76 Prozent Ja für den nächsten VR-Präsidenten von Raiffeisen Schweiz. «20 Minuten» zählt nach.

Thomas A. Müller hat eine Vergangenheit. Hoffentlich hat er auch eine Zukunft.

Glanzresultat ist anders. Sandra Lathion bekam fast 95 Prozent aller Stimmen bei ihrer Wahl in den Verwaltungsrat.
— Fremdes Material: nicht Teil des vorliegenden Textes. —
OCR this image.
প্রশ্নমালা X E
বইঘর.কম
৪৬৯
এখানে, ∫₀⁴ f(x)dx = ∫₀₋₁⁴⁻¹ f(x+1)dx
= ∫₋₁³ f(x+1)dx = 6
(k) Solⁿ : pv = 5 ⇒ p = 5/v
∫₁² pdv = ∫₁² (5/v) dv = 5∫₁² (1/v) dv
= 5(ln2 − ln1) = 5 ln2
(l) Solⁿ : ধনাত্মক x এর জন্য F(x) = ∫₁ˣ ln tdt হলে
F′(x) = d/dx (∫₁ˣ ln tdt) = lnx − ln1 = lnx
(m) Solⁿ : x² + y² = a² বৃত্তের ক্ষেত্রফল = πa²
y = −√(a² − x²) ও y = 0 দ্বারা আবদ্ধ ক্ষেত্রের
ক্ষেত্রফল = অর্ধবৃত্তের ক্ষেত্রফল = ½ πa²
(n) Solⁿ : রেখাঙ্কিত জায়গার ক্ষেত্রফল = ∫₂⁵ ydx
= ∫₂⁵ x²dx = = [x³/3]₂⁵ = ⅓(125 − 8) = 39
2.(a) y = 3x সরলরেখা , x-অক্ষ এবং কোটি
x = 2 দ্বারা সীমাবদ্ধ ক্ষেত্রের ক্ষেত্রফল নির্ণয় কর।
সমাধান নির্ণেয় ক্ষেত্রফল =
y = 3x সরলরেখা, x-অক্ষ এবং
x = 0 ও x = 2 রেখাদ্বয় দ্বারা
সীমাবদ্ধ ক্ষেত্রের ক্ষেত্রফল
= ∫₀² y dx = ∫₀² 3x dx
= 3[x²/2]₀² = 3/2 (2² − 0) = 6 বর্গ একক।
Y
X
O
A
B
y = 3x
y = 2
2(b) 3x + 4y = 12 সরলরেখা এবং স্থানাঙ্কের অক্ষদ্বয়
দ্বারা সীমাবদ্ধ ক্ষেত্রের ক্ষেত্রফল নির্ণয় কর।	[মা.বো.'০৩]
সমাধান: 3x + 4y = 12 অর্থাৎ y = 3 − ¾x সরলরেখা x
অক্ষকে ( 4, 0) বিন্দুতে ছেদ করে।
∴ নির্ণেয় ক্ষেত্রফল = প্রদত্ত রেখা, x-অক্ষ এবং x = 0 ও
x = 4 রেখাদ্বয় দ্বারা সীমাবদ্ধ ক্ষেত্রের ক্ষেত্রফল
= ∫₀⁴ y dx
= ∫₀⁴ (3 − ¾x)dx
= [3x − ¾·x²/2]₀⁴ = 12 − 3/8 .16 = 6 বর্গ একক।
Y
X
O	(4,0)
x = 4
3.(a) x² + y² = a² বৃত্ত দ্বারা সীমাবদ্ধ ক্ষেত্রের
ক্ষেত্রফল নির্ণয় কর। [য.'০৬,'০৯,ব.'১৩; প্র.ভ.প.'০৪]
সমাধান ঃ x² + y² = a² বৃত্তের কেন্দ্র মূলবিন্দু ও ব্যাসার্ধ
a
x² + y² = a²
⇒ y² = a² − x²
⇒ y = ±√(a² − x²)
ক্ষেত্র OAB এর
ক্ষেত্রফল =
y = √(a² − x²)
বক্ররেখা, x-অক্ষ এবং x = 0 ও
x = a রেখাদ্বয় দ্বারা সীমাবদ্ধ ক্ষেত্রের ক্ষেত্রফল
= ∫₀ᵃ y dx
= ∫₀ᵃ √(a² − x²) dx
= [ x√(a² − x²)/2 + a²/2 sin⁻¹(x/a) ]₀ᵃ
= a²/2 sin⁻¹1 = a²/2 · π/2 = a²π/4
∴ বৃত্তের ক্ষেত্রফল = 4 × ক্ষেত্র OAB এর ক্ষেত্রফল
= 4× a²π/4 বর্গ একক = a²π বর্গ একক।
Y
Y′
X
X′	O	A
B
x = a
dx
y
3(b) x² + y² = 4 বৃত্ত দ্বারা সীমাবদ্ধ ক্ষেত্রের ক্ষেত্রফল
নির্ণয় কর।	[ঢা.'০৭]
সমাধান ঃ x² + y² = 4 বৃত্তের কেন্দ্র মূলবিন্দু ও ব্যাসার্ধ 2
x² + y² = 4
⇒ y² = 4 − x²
Dabei ist die Multi-Rätin (Swisscom) gerade von ihrem Mandat bei der Walliser Kantonalbank zurückgetreten, um bei Raiffeisen wohl mehr Geld zu verdienen.

Müller hingegen sass schon im VR von Raiffeisen; eigentlich war es ein Ding der Unmöglichkeit, dass er nicht gewählt würde. Obwohl er sich artig «für das in mich gesetzte Vertrauen» bedankt, ist eine Dreiviertelmehrheit zwar kein Schlag ins Gesicht, aber doch ein kräftiger Klaps auf die Finger.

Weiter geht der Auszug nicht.